General anaesthetics are thought to interact in these protein pockets by means of hydrophobic or van der Waals forces. Photolabels are capable of providing evidence for high-energy interactions such as intermolecular hydrogen bonds. In the case of the anaesthetic, halothane, up to 15% of neuronal proteins are seen to be photolabeled by that anaesthetic, and this is also the proportion of proteins that contain cavities large enough to bind halothane. It appears that binding in membrane proteins can allow some binding of lipids at the protein/membrane interface.

Mitochondria

Photolabeling has particularly identified some components of the mitochondrial respiratory complex and mitochondrial enzymes as binding partners of halothane, and general anaesthetics have been demonstrated to alter mitochondrial respiration. Halothane can be localized to mitochondria, but elsewhere anaesthetics bind to neural mechanisms that do not involve energy. Ion channels such as GABA ion channels have also been shown to be modulated by anaesthetics. GABA inhibitory neurons are essential for the maintenance of gamma synchronies.

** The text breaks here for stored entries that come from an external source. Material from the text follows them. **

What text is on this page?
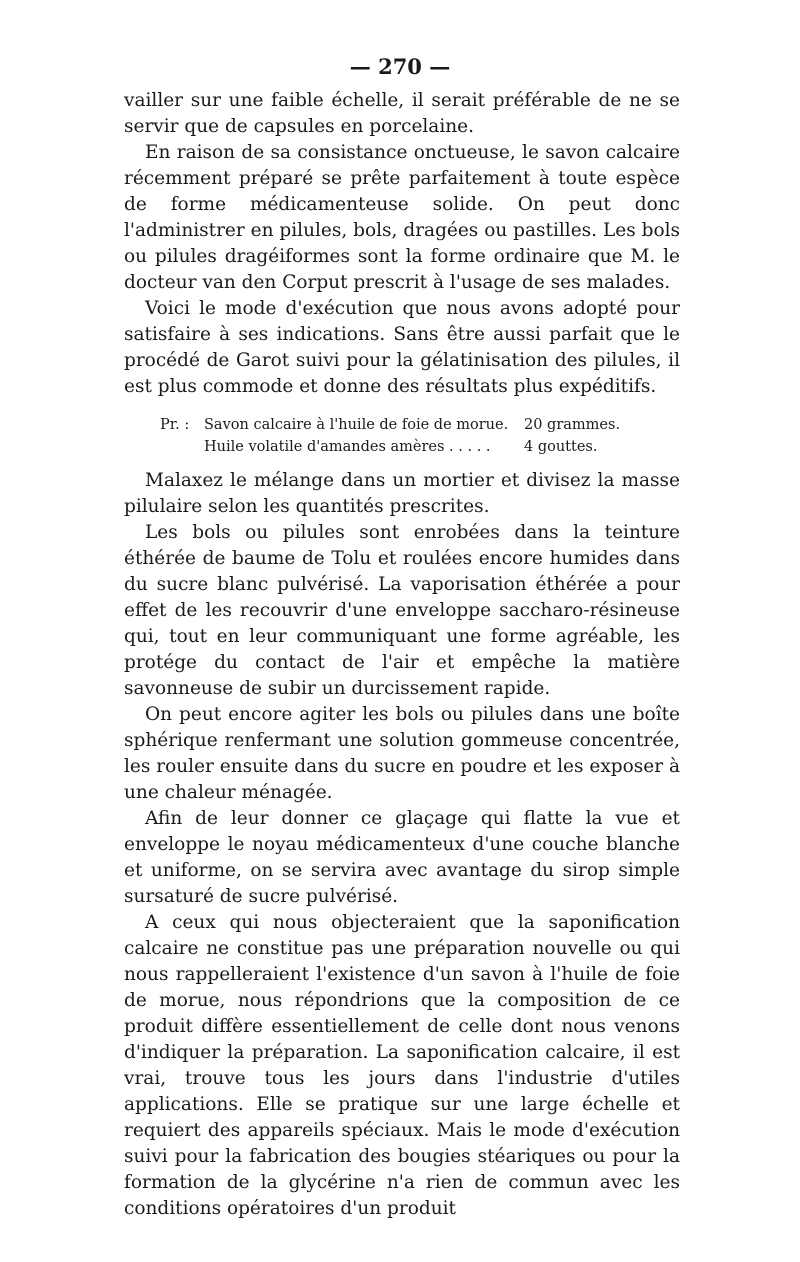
— 270 —

vailler sur une faible échelle, il serait préférable de ne se servir que de capsules en porcelaine.

En raison de sa consistance onctueuse, le savon calcaire récemment préparé se prête parfaitement à toute espèce de forme médicamenteuse solide. On peut donc l'administrer en pilules, bols, dragées ou pastilles. Les bols ou pilules dragéiformes sont la forme ordinaire que M. le docteur van den Corput prescrit à l'usage de ses malades.

Voici le mode d'exécution que nous avons adopté pour satisfaire à ses indications. Sans être aussi parfait que le procédé de Garot suivi pour la gélatinisation des pilules, il est plus commode et donne des résultats plus expéditifs.

Pr. :	Savon calcaire à l'huile de foie de morue.	20 grammes.
Huile volatile d'amandes amères . . . . .	4 gouttes.

Malaxez le mélange dans un mortier et divisez la masse pilulaire selon les quantités prescrites.

Les bols ou pilules sont enrobées dans la teinture éthérée de baume de Tolu et roulées encore humides dans du sucre blanc pulvérisé. La vaporisation éthérée a pour effet de les recouvrir d'une enveloppe saccharo-résineuse qui, tout en leur communiquant une forme agréable, les protége du contact de l'air et empêche la matière savonneuse de subir un durcissement rapide.

On peut encore agiter les bols ou pilules dans une boîte sphérique renfermant une solution gommeuse concentrée, les rouler ensuite dans du sucre en poudre et les exposer à une chaleur ménagée.

Afin de leur donner ce glaçage qui flatte la vue et enveloppe le noyau médicamenteux d'une couche blanche et uniforme, on se servira avec avantage du sirop simple sursaturé de sucre pulvérisé.

A ceux qui nous objecteraient que la saponification calcaire ne constitue pas une préparation nouvelle ou qui nous rappelleraient l'existence d'un savon à l'huile de foie de morue, nous répondrions que la composition de ce produit diffère essentiellement de celle dont nous venons d'indiquer la préparation. La saponification calcaire, il est vrai, trouve tous les jours dans l'industrie d'utiles applications. Elle se pratique sur une large échelle et requiert des appareils spéciaux. Mais le mode d'exécution suivi pour la fabrication des bougies stéariques ou pour la formation de la glycérine n'a rien de commun avec les conditions opératoires d'un produit
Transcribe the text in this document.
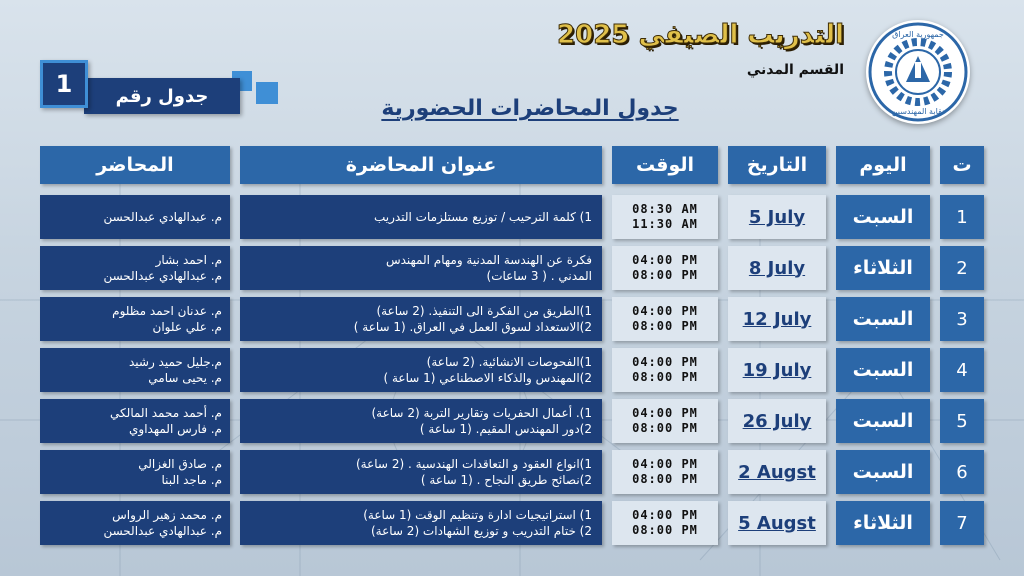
جمهورية العراق
نقابة المهندسين
التدريب الصيفي 2025
القسم المدني
جدول رقم
1
جدول المحاضرات الحضورية
ت
اليوم
التاريخ
الوقت
عنوان المحاضرة
المحاضر
1
السبت
5 July
08:30 AM
11:30 AM
1) كلمة الترحيب / توزيع مستلزمات التدريب
م. عبدالهادي عبدالحسن
2
الثلاثاء
8 July
04:00 PM
08:00 PM
فكرة عن الهندسة المدنية ومهام المهندس
المدني . ( 3 ساعات)
م. احمد بشار
م. عبدالهادي عبدالحسن
3
السبت
12 July
04:00 PM
08:00 PM
1)الطريق من الفكرة الى التنفيذ. (2 ساعة)
2)الاستعداد لسوق العمل في العراق. (1 ساعة )
م. عدنان احمد مظلوم
م. علي علوان
4
السبت
19 July
04:00 PM
08:00 PM
1)الفحوصات الانشائية. (2 ساعة)
2)المهندس والذكاء الاصطناعي (1 ساعة )
م.جليل حميد رشيد
م. يحيى سامي
5
السبت
26 July
04:00 PM
08:00 PM
1). أعمال الحفريات وتقارير التربة (2 ساعة)
2)دور المهندس المقيم. (1 ساعة )
م. أحمد محمد المالكي
م. فارس المهداوي
6
السبت
2 Augst
04:00 PM
08:00 PM
1)انواع العقود و التعاقدات الهندسية . (2 ساعة)
2)نصائح طريق النجاح . (1 ساعة )
م. صادق الغزالي
م. ماجد البنا
7
الثلاثاء
5 Augst
04:00 PM
08:00 PM
1) استراتيجيات ادارة وتنظيم الوقت (1 ساعة)
2) ختام التدريب و توزيع الشهادات (2 ساعة)
م. محمد زهير الرواس
م. عبدالهادي عبدالحسن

Anaesthetics as a group have multiple targets in the brain, with different anaesthetics having different affinities.





Tubulin

Tubulin is the primary component of microtubules. Alpha and beta tubulins are found in every type of neuron, and have been suggested as a target for general anaesthetics. Anaesthetic agents, including halothane, have been demonstrated to bind in such a way as to destabilize microtubules, but microtubules do not seem to respond to every anaesthetic in this way.